Boris Rapaić

Personal information
- Full name: Boris Rapaić
- Date of birth: 24 October 1997 (age 27)
- Place of birth: Split, Croatia
- Height: 1.82 m (6 ft 0 in)
- Position(s): Forward

Team information
- Current team: Dugopolje
- Number: 10

Youth career
- Dugopolje
- 2007–2016: Hajduk Split
- 2015–2016: → Internazionale (loan)

Senior career*
- Years: Team / Apps / (Gls)
- 2016–2017: Hajduk II
- 2018: Fenerbahçe A2 / 13 / (10)
- 2019–2020: Las Palmas B / 1 / (0)
- 2019: Las Palmas / 1 / (0)
- 2021-: Dugopolje / 4 / (0)

International career
- 2012: Croatia U16 / 1 / (0)
- 2014: Croatia U18 / 1 / (0)
- 2015: Croatia U19 / 2 / (0)

= Boris Rapaić =

Croatian footballer

Boris Rapaić (born 24 October 1997) is a Croatian footballer who plays as a forward for Hajduk.

==Club career==
Born in Split, Rapaić joined HNK Hajduk Split in 2007, from NK Dugopolje. In January 2015, he moved abroad after agreeing to an initial six-month loan deal with Inter Milan. He returned to Hajduk in July 2016, and started to appear with the reserve team.
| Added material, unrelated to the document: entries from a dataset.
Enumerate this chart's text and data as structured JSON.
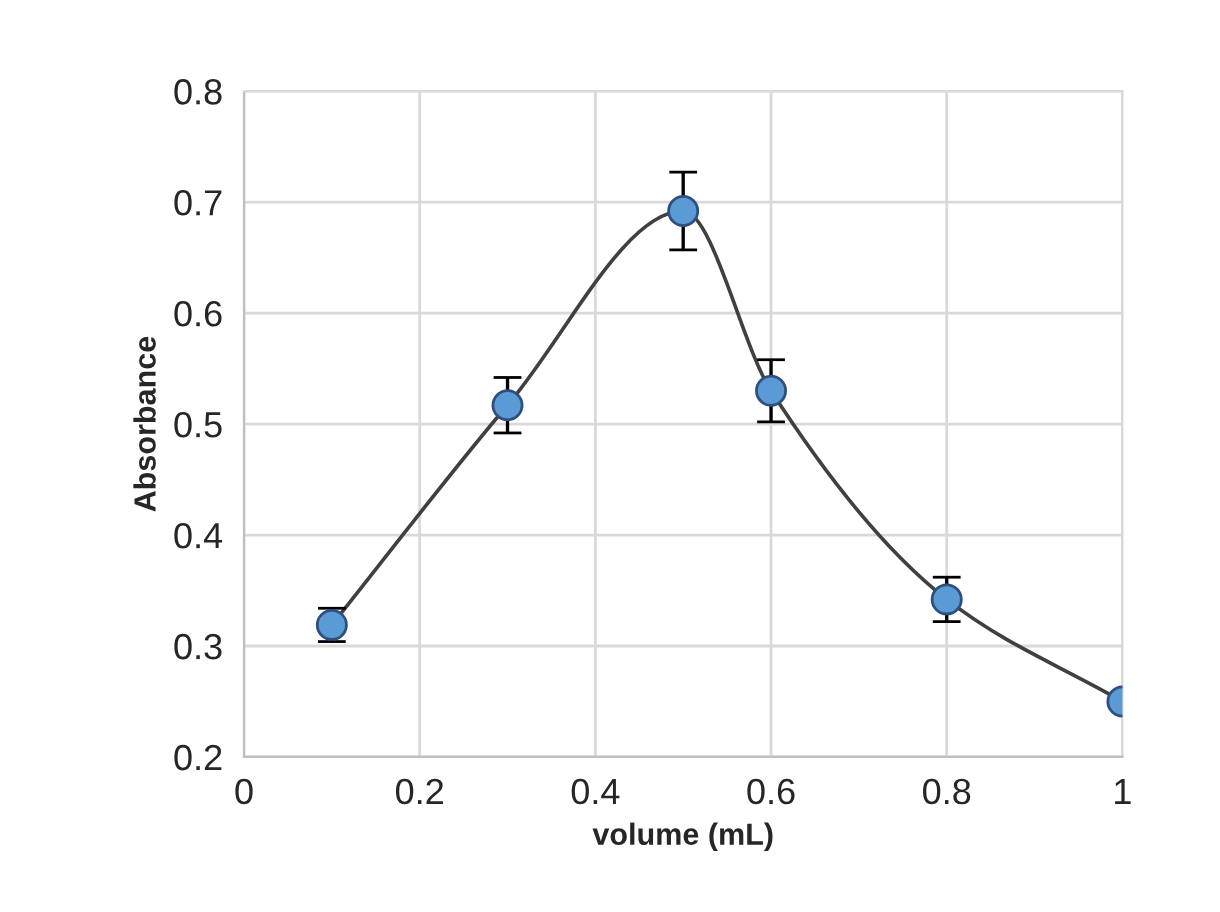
{
  "chart_data": {
    "type": "line",
    "xlabel": "volume (mL)",
    "ylabel": "Absorbance",
    "x": [
      0.1,
      0.3,
      0.5,
      0.6,
      0.8,
      1.0
    ],
    "series": [
      {
        "color": "#5b9bd5",
        "values": [
          0.319,
          0.517,
          0.692,
          0.53,
          0.342,
          0.25
        ],
        "errors": [
          0.015,
          0.025,
          0.035,
          0.028,
          0.02,
          null
        ]
      }
    ],
    "xlim": [
      0,
      1
    ],
    "xticks": [
      0,
      0.2,
      0.4,
      0.6,
      0.8,
      1
    ],
    "ylim": [
      0.2,
      0.8
    ],
    "yticks": [
      {
        "value": 0.2,
        "label": "0.2"
      },
      {
        "value": 0.3,
        "label": "0.3"
      },
      {
        "value": 0.4,
        "label": "0.4"
      },
      {
        "value": 0.5,
        "label": "0.5"
      },
      {
        "value": 0.6,
        "label": "0.6"
      },
      {
        "value": 0.7,
        "label": "0.7"
      },
      {
        "value": 0.8,
        "label": "0.8"
      }
    ],
    "grid": true,
    "marker": "circle",
    "line_style": "solid"
  }
}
In February 2018, Rapaić joined Fenerbahçe SK and was assigned to their under-21 (A2) squad. In July he was released, and subsequently had trials at Royal Antwerp FC.

On 24 July 2019, Rapaić switched teams and countries again after signing for UD Las Palmas; he was initially assigned to the B-team in Segunda División B. He made his professional debut on 18 August, coming on as a second-half substitute for Rubén Castro in a 0–1 home loss against SD Huesca in the Segunda División championship.

On 31 January 2020, after one appearance for the main squad and one for the B-side, Rapaić terminated his contract with the Canarians.

==Personal life==
Rapaić's father Milan was also a footballer. An attacking midfielder, he also started his career at Hajduk.